Monday 16 September 2019

'Professionals only' - Daft.ie ordered to block discriminatory terms in ads

'Professionals only' - Daft.ie ordered to block discriminatory terms in ads Stock photo: PA
'Professionals only' - Daft.ie ordered to block discriminatory terms in ads Stock photo: PA

Gordon Deegan

The country’s largest property website, daft.ie has been ordered to block discriminatory advertising using terms like “professionals only” or “rent allowance not accepted”.

It comes after a three year long legal battle between Daft Media Ltd and the Irish Human Rights Commission (IHREC) which took the case.

The Workplace Relations Commission (WRC) said that Daft Media Ltd must “refrain from publishing, displaying or permitting to be published or displayed on its website” discriminatory adverts.

It has also been told develop a methodology to identify, monitor and block discriminatory advertising on its website based on a list of terms of trigger words and phrases provided to them by the IHREC.

The WRC has made the ruling after finding that some rental adverts on daft.ie breached the Equal Status Act on the grounds of family status, age and on the rent allowance ground.

And it rejected daft.ie’s contention that it was a ‘mere conduit’ for online content and that EU law provisions rendered Daft Media Limited immune from the complaint by the Commission.

At any one time, daft.ie lists approximately 70,000 properties for sale or to rent while 2.5 million unique users visit the site each month.

The success of the business has generated millions of euro in dividends over the years for co-founders of the business, brothers, Eamonn and Brian Fallon.

In bringing the complaint, the Commission undertook a review of the daft.ie website in May 2016 and identified a number of adverts that discriminated on HAP, age and family status grounds of the Equal Status Acts.
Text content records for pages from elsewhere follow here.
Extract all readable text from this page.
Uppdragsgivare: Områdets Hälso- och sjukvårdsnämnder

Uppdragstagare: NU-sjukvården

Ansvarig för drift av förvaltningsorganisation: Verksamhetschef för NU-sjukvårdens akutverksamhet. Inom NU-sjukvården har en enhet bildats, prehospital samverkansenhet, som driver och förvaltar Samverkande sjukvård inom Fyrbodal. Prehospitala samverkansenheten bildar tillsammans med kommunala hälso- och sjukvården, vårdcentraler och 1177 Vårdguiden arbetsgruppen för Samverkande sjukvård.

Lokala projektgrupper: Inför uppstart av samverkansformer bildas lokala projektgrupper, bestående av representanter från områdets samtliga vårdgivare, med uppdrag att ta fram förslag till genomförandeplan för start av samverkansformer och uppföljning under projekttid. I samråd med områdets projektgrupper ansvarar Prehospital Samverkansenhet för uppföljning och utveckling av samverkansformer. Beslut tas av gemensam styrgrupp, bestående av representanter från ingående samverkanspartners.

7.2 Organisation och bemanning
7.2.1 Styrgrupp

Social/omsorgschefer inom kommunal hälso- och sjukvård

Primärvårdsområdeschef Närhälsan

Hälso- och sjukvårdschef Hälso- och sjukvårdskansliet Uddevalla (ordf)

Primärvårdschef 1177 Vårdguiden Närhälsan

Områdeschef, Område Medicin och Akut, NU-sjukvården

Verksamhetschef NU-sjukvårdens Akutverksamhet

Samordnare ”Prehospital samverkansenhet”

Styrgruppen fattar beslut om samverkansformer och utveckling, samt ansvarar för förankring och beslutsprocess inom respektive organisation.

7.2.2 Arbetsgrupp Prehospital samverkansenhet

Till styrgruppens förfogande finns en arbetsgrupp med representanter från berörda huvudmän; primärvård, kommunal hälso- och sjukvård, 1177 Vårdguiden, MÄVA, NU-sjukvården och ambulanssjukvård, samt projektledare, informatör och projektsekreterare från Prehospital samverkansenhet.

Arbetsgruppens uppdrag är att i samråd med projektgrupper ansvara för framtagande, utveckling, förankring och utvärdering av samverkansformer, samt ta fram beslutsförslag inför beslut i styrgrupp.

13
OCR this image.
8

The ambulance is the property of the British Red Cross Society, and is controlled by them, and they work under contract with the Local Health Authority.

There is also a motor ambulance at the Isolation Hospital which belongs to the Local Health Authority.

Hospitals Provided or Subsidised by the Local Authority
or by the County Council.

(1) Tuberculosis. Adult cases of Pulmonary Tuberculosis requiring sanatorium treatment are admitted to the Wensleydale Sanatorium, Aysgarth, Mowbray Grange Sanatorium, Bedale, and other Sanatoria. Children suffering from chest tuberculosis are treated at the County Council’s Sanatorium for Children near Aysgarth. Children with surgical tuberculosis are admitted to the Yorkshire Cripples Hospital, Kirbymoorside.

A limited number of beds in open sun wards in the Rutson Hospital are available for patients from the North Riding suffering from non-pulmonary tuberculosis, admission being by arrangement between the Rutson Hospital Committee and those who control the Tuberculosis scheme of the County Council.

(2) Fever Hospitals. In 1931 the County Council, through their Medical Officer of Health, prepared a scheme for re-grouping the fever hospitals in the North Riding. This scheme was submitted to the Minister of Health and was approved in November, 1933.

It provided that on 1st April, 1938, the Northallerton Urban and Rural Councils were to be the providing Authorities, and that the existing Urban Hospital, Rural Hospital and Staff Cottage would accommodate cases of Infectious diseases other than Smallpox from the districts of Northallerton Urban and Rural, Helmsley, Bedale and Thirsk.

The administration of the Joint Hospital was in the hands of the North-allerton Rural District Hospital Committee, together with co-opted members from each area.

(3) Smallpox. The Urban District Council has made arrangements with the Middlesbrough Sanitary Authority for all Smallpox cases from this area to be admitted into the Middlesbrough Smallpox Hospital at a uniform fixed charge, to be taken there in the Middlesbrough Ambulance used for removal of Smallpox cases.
These adverts included terms directed towards prospective tenants, which read “rent allowance not accepted”; “suit family or professionals only”; “would suit young professionals” and “references required”.

The hearing in the case was heard over three days in March and October of last year and January 11 this year.

In a submission to the WRC, Daft Media Ltd asserted that it is not an advertiser or a publisher but that it is an Information Society Service Provider (ISSP) as defined in the EU e-Commerce directive and that it is not responsible for the content of the material which appears on its website.

Daft Media Ltd argued that the IHREC claim refers to three specific adverts and that any finding made can only be made in respect of these adverts and cannot be extended to include all discriminatory grounds.

It stated that already, any adverts uploaded to the site that contain terms that have been previously reported as discriminatory are diverted to a queue of pending adverts for review.

However, as part of her lengthy ruling, WRC adjudication officer Orla Jones found that Daft Media Ltd “has a vicarious liability for advertisements placed on its website by third parties where these constitute a breach of the Equal Status Act”.

Commission member Tony Geoghegan, who has been a long-standing advocate for homeless people in Ireland, welcomed the ruling.

He said: “In the context of the current crises in homelessness and housing, this ruling marks a significant step in efforts to curtail discriminatory advertising particularly around rental accommodation.”

Daft Media Ltd was contacted for comment on the WRC ruling.